Cat
Cats have achieved divine status in multiple civilisations. Ancient Egyptians worshipped them as manifestations of Bastet, imposed death penalties for their harm, and mummified them in quantities exceeding human burials in some periods. Japanese culture venerates the maneki-neko, whilst the internet has essentially been constructed as a cat-appreciation infrastructure. Conservative estimates suggest that 15% of all internet traffic consists of feline imagery. Cats appear in literature from T.S. Eliot to contemporary publishing phenomena, command social media followings exceeding many nation-states, and have inspired an entire theatrical production that defies rational explanation.
The cat has transcended species to become cultural institution.
King Kong
King Kong occupies a significant but more constrained cultural position. Since 1933, the image of an enormous ape clutching a woman atop the Empire State Building has symbolised the tragic collision between nature and modernity. Kong has inspired academic discourse, feminist critique, and genuine philosophical inquiry.
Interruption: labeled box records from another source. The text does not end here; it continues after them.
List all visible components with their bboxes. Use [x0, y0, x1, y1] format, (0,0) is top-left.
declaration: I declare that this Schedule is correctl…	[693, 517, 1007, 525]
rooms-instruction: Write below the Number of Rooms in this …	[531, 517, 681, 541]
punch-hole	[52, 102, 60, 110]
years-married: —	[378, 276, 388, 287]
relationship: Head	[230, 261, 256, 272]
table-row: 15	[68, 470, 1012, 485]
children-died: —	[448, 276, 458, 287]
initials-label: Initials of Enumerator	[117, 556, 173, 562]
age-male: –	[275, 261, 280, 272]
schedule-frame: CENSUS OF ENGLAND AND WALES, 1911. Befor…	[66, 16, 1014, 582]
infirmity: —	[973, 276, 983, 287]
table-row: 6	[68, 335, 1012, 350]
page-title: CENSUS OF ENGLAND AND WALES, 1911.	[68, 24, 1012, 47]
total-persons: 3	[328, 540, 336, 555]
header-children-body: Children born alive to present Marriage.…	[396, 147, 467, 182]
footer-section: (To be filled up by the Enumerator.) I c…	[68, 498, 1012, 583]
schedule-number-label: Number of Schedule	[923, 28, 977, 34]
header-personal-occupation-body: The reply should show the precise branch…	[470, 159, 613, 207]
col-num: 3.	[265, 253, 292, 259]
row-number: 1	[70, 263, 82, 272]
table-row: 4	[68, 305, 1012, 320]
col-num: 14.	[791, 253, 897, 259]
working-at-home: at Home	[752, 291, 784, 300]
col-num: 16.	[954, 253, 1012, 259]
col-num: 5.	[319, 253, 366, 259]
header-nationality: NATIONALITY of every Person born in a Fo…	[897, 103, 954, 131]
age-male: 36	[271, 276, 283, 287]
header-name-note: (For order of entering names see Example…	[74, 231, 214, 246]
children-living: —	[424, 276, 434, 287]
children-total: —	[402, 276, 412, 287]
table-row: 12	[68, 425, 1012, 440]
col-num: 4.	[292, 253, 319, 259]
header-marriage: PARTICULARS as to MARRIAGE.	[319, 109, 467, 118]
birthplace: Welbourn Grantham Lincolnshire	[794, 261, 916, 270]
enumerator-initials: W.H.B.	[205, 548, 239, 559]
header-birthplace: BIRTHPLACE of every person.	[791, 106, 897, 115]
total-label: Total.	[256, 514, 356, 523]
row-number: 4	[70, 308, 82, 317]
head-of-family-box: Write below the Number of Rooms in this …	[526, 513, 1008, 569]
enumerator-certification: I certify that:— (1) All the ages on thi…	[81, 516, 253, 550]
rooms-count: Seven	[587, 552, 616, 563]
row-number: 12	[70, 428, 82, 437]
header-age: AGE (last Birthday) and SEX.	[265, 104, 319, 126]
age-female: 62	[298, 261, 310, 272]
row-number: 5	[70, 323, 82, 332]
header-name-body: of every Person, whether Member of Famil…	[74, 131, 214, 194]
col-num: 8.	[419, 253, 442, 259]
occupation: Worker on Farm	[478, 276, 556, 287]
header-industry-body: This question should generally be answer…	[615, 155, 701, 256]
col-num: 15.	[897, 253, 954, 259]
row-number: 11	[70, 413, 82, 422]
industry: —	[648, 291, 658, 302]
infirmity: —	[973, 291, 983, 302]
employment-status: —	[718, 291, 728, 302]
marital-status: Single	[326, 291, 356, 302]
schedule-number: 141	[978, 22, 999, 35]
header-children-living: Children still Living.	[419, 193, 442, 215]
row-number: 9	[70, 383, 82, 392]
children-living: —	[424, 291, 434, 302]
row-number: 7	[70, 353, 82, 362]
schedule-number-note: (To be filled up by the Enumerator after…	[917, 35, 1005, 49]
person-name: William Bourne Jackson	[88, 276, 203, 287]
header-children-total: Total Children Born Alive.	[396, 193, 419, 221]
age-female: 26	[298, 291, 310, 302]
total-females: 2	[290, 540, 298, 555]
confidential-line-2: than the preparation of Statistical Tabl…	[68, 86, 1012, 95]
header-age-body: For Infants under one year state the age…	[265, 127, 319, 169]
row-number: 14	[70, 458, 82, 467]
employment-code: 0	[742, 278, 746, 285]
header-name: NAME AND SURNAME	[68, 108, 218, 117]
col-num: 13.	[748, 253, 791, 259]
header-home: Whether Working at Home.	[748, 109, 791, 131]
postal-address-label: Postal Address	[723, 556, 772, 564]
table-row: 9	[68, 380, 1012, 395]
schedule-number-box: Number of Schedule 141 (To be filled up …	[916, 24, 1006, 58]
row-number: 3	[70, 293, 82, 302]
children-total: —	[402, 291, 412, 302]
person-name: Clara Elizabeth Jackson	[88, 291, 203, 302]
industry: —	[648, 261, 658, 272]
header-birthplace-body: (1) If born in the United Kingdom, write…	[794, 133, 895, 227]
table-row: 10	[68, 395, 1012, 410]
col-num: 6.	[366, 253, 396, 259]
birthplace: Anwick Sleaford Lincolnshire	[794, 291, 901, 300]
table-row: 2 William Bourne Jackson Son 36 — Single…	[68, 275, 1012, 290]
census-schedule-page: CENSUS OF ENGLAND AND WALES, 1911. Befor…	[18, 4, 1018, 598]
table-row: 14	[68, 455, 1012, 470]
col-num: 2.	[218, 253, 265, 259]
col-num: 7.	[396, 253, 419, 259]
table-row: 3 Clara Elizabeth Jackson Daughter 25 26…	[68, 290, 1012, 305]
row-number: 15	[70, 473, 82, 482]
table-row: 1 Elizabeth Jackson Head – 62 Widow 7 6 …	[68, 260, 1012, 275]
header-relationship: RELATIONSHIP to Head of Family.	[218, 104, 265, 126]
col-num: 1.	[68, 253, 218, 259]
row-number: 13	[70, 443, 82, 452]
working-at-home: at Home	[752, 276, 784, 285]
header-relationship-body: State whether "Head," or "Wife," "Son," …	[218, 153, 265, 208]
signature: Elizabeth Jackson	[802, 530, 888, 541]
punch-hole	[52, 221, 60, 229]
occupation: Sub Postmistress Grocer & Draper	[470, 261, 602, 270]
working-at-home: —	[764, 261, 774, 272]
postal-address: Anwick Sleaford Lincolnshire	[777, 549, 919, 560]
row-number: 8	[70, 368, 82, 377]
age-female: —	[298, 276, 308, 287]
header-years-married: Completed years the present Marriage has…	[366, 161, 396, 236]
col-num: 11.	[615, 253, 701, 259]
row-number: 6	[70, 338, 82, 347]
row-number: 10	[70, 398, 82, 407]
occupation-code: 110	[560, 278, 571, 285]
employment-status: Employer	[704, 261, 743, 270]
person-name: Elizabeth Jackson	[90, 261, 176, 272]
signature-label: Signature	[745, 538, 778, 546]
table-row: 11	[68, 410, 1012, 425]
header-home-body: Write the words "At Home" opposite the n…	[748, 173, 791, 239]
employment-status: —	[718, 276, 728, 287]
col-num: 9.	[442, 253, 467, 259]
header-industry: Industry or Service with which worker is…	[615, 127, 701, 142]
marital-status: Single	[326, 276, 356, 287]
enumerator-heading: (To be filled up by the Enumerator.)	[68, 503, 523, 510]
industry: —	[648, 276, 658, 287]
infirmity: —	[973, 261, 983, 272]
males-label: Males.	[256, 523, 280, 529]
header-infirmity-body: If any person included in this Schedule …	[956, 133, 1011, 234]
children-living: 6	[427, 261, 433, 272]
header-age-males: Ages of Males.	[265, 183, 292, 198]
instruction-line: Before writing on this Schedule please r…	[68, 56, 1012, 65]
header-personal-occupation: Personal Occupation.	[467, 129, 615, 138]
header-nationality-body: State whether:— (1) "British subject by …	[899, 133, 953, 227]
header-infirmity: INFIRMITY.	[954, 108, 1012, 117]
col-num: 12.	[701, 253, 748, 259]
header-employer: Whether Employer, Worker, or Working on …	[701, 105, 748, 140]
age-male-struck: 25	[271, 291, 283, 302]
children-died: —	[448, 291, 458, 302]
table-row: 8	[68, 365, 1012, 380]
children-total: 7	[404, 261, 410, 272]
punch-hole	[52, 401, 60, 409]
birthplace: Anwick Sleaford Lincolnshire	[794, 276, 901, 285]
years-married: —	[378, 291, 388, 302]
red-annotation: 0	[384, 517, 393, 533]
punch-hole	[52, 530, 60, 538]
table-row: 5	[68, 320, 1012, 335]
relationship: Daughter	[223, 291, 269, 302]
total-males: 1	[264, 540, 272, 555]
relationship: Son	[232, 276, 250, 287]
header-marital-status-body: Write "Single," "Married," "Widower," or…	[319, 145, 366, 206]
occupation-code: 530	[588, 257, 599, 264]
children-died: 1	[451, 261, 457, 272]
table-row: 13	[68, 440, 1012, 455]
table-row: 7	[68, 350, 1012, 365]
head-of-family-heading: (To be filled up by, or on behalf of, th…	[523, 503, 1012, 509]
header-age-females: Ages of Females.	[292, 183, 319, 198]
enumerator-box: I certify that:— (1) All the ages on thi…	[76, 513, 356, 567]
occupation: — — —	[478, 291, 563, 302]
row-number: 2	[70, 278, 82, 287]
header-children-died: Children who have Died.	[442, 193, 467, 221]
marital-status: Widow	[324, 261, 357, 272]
The character appears in art history courses, cultural studies programmes, and the collective unconscious of several generations.
Yet Kong remains singular where cats are legion. There is one Kong; there are 600 million owned cats and countless more operating independently.
VERDICT
Whilst Kong achieved iconic status through singular mythological power, cats have achieved cultural saturation through multiplication. The cat wins through sheer omnipresence in human culture.